You have at least three options:
- Use the
dns-01 challenge which requires changing publicly resolvable (accessible) TXT records for your domain. This is the preferred method for generating trusted certificates for private servers.
- Use a private certificate authority, this is best for a server which must be isolated from the internet however this has additional risks and requires setting up all clients.
- Have
http://<domain>/.well-known/acme-challenge be publicly accessible (possibly with a different IP address). This either requires additional routing/access control or a split horizon DNS setup and isn't typically used.

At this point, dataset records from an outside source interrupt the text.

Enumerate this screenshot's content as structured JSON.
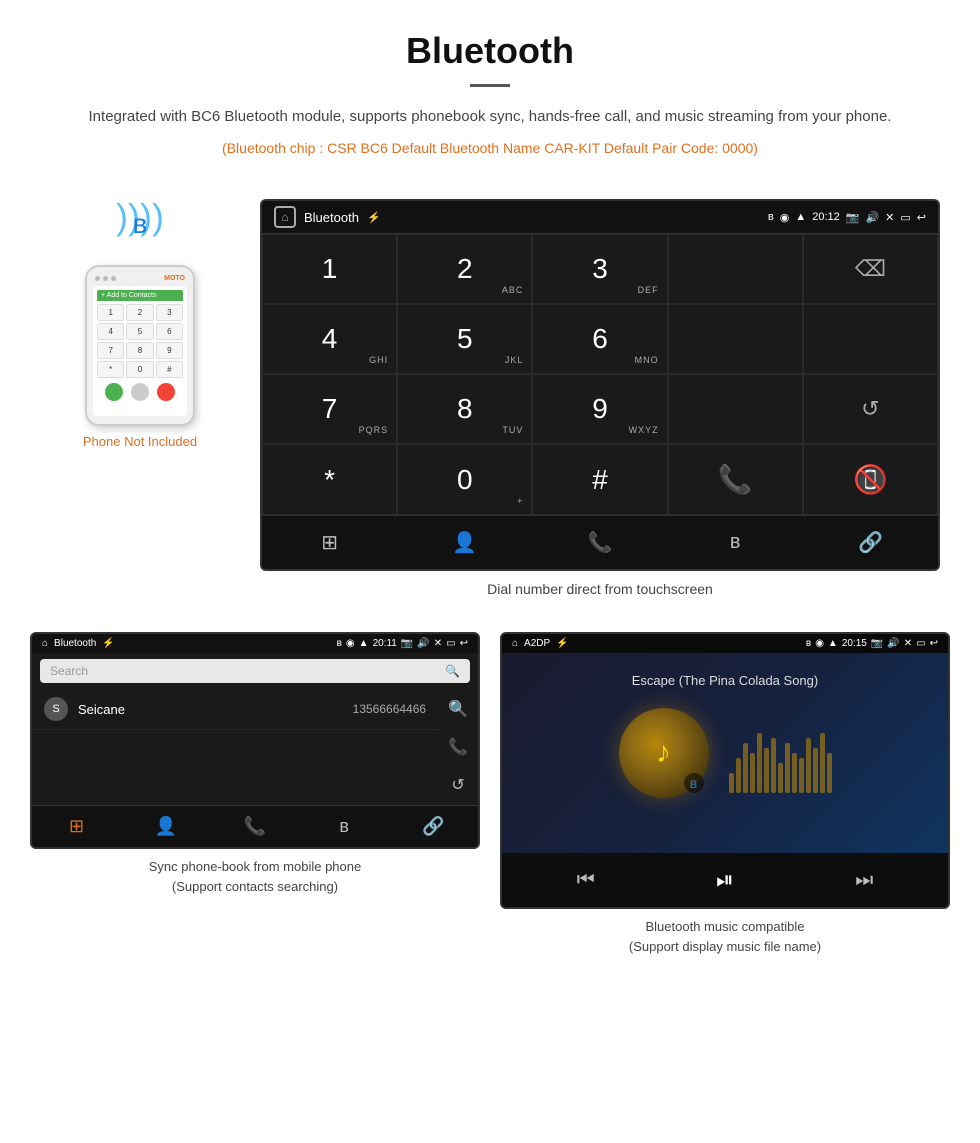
{
  "header": {
    "title": "Bluetooth",
    "description": "Integrated with BC6 Bluetooth module, supports phonebook sync, hands-free call, and music streaming from your phone.",
    "specs": "(Bluetooth chip : CSR BC6    Default Bluetooth Name CAR-KIT    Default Pair Code: 0000)"
  },
  "phone_note": {
    "not_included": "Phone Not Included"
  },
  "dial_screen": {
    "status_bar": {
      "title": "Bluetooth",
      "time": "20:12"
    },
    "keys": [
      {
        "main": "1",
        "sub": ""
      },
      {
        "main": "2",
        "sub": "ABC"
      },
      {
        "main": "3",
        "sub": "DEF"
      },
      {
        "main": "",
        "sub": ""
      },
      {
        "main": "⌫",
        "sub": ""
      },
      {
        "main": "4",
        "sub": "GHI"
      },
      {
        "main": "5",
        "sub": "JKL"
      },
      {
        "main": "6",
        "sub": "MNO"
      },
      {
        "main": "",
        "sub": ""
      },
      {
        "main": "",
        "sub": ""
      },
      {
        "main": "7",
        "sub": "PQRS"
      },
      {
        "main": "8",
        "sub": "TUV"
      },
      {
        "main": "9",
        "sub": "WXYZ"
      },
      {
        "main": "",
        "sub": ""
      },
      {
        "main": "↺",
        "sub": ""
      },
      {
        "main": "*",
        "sub": ""
      },
      {
        "main": "0",
        "sub": "+"
      },
      {
        "main": "#",
        "sub": ""
      },
      {
        "main": "📞",
        "sub": ""
      },
      {
        "main": "📵",
        "sub": ""
      }
    ],
    "caption": "Dial number direct from touchscreen"
  },
  "phonebook_screen": {
    "status_bar": {
      "title": "Bluetooth",
      "time": "20:11"
    },
    "search_placeholder": "Search",
    "contact": {
      "initial": "S",
      "name": "Seicane",
      "phone": "13566664466"
    },
    "caption_line1": "Sync phone-book from mobile phone",
    "caption_line2": "(Support contacts searching)"
  },
  "music_screen": {
    "status_bar": {
      "title": "A2DP",
      "time": "20:15"
    },
    "song_title": "Escape (The Pina Colada Song)",
    "caption_line1": "Bluetooth music compatible",
    "caption_line2": "(Support display music file name)"
  },
  "icons": {
    "home": "⌂",
    "bluetooth": "ʙ",
    "usb": "⚡",
    "camera": "📷",
    "volume": "🔊",
    "close_x": "✕",
    "window": "⬜",
    "back": "↩",
    "grid": "⊞",
    "person": "👤",
    "phone": "📞",
    "bt": "ʙ",
    "link": "🔗",
    "skip_prev": "⏮",
    "play_pause": "⏯",
    "skip_next": "⏭",
    "search": "🔍",
    "refresh": "↺",
    "backspace": "⌫"
  },
  "eq_bars": [
    20,
    35,
    50,
    40,
    60,
    45,
    55,
    30,
    50,
    40,
    35,
    55,
    45,
    60,
    40
  ]
}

Probably not, primarily for the reason that Let's Encrypt only issues certs for public domain names or public IP addresses. A secondary issue is that Let's Encrypt certs are valid for a relatively short period of time and thus need to be renewed several times per year.
If you have or are willing to get a public domain, you could then easily put your Vaultwarden instance behind a reverse proxy like Nginx Proxy Manager. That can then handle obtaining and renewing the cert for you. I have a guide for that here:
On a public facing webserver which you own, you could add the following:
Apache2:
<Location "/.well-known/acme-challenge/">
RewriteEngine On
RewriteRule "\/([-_a-zA-Z0-9]+)$" "\/$1" [E=challenge:$1]
ErrorDocument 200 "%{ENV:challenge}.XXXXXXXXXXXXXXXXXXXXXXXXXXXXXXXXXXXXXXXXXXX"
RewriteRule ^ - [L,R=200]
</Location>
or for NGINIX:
location ~ ^/\.well-known/acme-challenge/([-_a-zA-Z0-9]+)$ {
default_type text/plain;
return 200 "$1.XXXXXXXXXXXXXXXXXXXXXXXXXXXXXXXXXXXXXXXXXXX";
}
where XXXXXXXXXXXXXXXXXXXXXXXXXXXXXXXXXXXXXXXXXXX is your JWK thumbprint of your public key for the account.
Then your internal vaultwarden server and ACME client does not need to be reachable from the outside, and the ACME cleint does not need to write the challenge anywhere (so you can put webroot = /dev/null).
To make sure the certificate is valid despite the wrong domain name, add in your local DNS resolver or /etc/hosts, so the domain name to the public webserver, resolves to the internal 192.168.x.x adress but only for clients on the "inside" of the LAN.